Il a commencé comme ça, et je l'ai regardé en face. La rue Saint Jacques ? J'y ai eu des cours à l'Institut de Géographie, donc je connais un peu, oui, mais là on est dans les couloirs du métro, et pas dans la bonne station, alors je stresse un peu. Je devrais pourtant bien être capable de l'aider, c'est pas sorcier, la rue Saint Jacques ! Merde alors, mon manque total de sens de l'orientation me désole. Histoire de me donner quelques secondes, parce que le voilà pendu à mes lèvres, et que je me sens investie d'une espèce d'autorité messianique (poste un brin au dessus de mes compétences réelles, j'en ai peur), je le gratifie d'un splendide et éloquent « euuuuuh... » qui signifie « n'aie pas trop d'espoir, homme perdu, car je doute de trouver en moi la lumière qui éclairera ton chemin, mais vois comme je prends à cœur ta supplique d'égaré ! Tu n'es pas seul, la rue Saint Jacques, ça me dit quelque chose... »

 

Je n'ai pas le temps d'étoffer mon discours qu'un ouragan se déchaîne. Mon interlocuteur se transforme sous mes yeux ébahis en une sorte de tornade logorrhéenne charriant pêle-mêle bâtons rompus, coqs plumés et ânes battus. Un personnage éclot face à moi, qui capte mon regard et draine toute mon attention. C'est un petit homme chauve et un peu replet, et c'est surtout une grande folle exubérante et sympa de prime abord, qui se met à me détailler de la tête aux pieds à la tête, approuvant ma sympathie, ma tenue, ma belle gueule et ma silhouette, regrettant un vernis à ongles inexistant, trouvant mon collier magnifique, et me brassant les neurones tout en m’assénant de vagues et plus qu'embrouillées explications quant-à sa présence en ces lieux. Je le trouve d'abord rafraîchissant, ce mec un peu perché qui me répète qu'il n'est pas intéressé par les femmes, mais qui se montre si amical, comme si nous nous connaissions de longue date.
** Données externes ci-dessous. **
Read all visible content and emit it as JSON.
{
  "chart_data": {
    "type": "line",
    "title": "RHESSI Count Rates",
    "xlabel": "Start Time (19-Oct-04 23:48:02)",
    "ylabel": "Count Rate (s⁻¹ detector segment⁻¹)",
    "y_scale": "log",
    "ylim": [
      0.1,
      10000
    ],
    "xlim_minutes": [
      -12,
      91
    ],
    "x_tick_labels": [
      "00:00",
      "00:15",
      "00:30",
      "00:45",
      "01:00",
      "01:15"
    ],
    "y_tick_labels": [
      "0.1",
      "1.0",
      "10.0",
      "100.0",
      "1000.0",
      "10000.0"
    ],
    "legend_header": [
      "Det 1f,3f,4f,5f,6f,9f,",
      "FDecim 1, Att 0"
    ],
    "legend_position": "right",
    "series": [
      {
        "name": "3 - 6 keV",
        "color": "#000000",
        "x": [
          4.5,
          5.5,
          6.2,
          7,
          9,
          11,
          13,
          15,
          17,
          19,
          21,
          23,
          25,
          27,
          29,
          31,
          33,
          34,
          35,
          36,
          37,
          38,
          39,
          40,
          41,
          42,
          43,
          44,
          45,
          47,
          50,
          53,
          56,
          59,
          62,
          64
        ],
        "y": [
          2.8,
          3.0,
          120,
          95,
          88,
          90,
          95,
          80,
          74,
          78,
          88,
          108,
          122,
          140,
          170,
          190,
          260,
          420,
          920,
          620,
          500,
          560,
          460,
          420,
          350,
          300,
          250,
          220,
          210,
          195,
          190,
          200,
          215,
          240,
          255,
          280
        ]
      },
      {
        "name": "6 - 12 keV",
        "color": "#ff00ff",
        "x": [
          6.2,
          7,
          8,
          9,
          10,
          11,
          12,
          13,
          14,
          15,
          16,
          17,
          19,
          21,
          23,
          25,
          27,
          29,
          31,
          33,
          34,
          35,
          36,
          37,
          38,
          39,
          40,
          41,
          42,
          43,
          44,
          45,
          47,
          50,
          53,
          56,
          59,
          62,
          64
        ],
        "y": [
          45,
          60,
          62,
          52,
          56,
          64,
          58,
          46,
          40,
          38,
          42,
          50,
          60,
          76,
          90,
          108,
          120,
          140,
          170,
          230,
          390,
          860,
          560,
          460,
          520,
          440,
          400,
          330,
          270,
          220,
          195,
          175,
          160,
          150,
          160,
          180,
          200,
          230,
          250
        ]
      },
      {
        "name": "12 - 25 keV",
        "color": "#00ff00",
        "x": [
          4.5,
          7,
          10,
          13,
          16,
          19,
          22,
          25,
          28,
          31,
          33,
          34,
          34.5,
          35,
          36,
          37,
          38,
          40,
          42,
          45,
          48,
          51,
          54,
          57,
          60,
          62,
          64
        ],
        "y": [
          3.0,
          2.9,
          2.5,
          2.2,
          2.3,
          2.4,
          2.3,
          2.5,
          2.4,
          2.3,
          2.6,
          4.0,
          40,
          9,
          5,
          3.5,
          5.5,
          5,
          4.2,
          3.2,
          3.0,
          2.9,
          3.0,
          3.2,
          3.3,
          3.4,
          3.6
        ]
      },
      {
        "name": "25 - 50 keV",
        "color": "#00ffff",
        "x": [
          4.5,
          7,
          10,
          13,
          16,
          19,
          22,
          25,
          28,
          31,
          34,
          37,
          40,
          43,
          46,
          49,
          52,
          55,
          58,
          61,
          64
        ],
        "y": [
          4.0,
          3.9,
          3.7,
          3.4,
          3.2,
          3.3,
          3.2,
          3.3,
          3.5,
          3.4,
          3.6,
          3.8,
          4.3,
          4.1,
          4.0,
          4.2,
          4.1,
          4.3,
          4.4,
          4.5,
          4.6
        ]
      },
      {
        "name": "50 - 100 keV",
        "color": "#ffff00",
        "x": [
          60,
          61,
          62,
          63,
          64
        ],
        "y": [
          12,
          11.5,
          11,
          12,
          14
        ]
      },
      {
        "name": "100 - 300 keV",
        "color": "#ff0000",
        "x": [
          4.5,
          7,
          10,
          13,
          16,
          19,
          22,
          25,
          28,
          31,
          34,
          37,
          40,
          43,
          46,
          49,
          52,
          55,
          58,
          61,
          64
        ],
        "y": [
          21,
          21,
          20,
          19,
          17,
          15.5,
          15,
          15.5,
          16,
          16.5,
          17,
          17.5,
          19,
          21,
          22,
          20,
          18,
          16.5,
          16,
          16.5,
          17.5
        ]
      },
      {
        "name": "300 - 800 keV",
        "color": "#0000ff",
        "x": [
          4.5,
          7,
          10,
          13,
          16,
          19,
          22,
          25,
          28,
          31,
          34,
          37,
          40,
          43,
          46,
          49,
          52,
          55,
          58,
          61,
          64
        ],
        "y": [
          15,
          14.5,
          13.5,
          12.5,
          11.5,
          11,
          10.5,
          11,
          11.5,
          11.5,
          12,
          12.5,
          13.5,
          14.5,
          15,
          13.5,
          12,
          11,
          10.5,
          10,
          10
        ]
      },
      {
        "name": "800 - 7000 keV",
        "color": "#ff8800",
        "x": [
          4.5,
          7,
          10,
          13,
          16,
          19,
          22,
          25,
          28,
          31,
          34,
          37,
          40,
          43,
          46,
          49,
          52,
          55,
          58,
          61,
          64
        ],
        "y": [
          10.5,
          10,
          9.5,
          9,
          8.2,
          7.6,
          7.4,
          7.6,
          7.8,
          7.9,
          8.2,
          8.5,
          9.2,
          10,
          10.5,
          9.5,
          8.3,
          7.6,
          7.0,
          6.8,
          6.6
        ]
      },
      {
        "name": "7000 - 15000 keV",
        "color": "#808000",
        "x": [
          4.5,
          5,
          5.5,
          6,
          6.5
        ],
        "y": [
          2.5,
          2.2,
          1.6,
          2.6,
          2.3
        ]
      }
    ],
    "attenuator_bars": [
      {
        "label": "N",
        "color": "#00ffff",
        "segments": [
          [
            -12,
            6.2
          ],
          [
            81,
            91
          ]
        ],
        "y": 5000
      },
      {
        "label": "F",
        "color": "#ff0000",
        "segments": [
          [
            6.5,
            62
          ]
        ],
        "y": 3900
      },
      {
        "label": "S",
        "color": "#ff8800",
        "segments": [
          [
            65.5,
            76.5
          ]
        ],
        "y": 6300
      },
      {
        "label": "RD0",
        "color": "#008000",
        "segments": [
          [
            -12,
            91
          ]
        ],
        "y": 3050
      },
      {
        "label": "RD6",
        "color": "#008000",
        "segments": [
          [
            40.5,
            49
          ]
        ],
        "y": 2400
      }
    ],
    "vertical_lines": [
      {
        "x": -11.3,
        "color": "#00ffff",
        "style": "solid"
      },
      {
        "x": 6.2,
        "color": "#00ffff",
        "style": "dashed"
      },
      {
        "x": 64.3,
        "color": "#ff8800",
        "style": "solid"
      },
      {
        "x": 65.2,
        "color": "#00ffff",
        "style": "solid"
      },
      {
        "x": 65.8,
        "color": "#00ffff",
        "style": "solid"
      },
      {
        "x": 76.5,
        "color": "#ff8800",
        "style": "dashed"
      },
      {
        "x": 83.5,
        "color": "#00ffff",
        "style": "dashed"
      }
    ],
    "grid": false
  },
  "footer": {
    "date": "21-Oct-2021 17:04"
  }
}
Mais il pose des questions, sans me laisser répondre. Et cette façon de me jauger, de me juger, très sûr de ses directives en matière de maquillage, de coiffure, de tenue vestimentaire, de compliments, m'assurant sa sincérité à tout va... Je me sens vaguement mal à l'aise, mais je mets de côté la petite alarme qui bioe dans un coin de ma tête : il nécessite mon attention. Dur de le suivre ! Il me semble saisir qu'il est là pour la promotion d'un salon du livre, d'ailleurs, pour preuve, il a apporté deux bouquins qu'il me fourre entre les mains « pour toi ma chérie, pour te remercier de ta gentillesse et parce que tu es une fille su-per, je t'adooore, tu es amoureuse j'espère ? Il faut être amoureux dans la vie ; et qu'est-ce que tu fais dans la vie ma chérie ? Ohlalaaaa, tu as des bras superbes ! Ecoute, il FAUT ab-so-lu-ment que j'aie mon bisou dans les bras hein. Je ne suis pas intéressé par les femmes mais je te trouve su-perbe ! Allez, on s'embrasse hein ? Tu es très sympa ! » Il est là, plus gay qu'un pinson, inoffensif et insistant, ouvrant les bras pour un free hug avec un grand sourire. Un free hug ? Ma foi pourquoi pas ? C'est ce qu'on attend de moi, et j'ai un rôle à tenir. Allez, je suis sympa, il est rigolo, voilà un free hug et la bise assortie. Il rit de ma timidité, il trouve ça charmant. « Je récolte des fonds pour le salon du livre, tu sais, la culture, c'est important, on en croise beaucoup par ici, des illettrés, tu me promets que tu vas les lire hein ? On récolte des dons, c'est à ton appréciation, tu donnes ce que tu veux, vraiment blablablabras blablabellefille blablasalondulivre blablabla faire un don ... » Je finis pas intégrer une information : je suis sensée donner un petit quelque chose en retour des deux livres qu'il m'a offerts.

 

Je suis sensée donner. Mais comment faire ? Je voudrais refuser, pas très chaude pour distribuer les maigres euros qu'il me reste, et je n'ai pas de monnaie, uniquement quelques billets. C'est trop ! J'hésite, il me sauve : « on rend la monnaie tu sais ! Tu donnes ce que tu veux. » Mon soulagement est réel, je lui souris largement, et il trouve à mes yeux en cet instant un regain de sympathie. Je lui tends vingt euros, il m'en rend dix, de bonne guerre m'en demande cinq de plus, je refuse, il n'insiste pas. Mais il ne s'arrête pas pour autant, au contraire, c'est une avalanche de compliments renouvelée, et j'ai une très belle peau, vraiment. Un autre bisou, ma demoiselle ? Tu es teeeellement charmante j't'adoooore ! Bon, mais c'est le dernier n'est-ce pas ? « C'est drôle tu sais, je ne suis pas intéressé du-tout par les femmes mais je te trouve attirante. » Il sourit, il me dit ça alors que je suis dans ses bras. Je me froisse de l'intérieur alors qu'enfin, l'alarme prend du galon et vire au rouge catégorie « impossible à ignorer ». Je me soustrais à son contact, je prends du recul ; il s'en rend compte et quitte le terrain glissant mais il est trop tard, je suis enfin réveillée. Sur le départ, il me lance « mais attention, pas de tatouage hein ! Tu as une trop belle peau ! Les gens qui se font tatouer c'est qu'ils n'ont pas de belle peau ! »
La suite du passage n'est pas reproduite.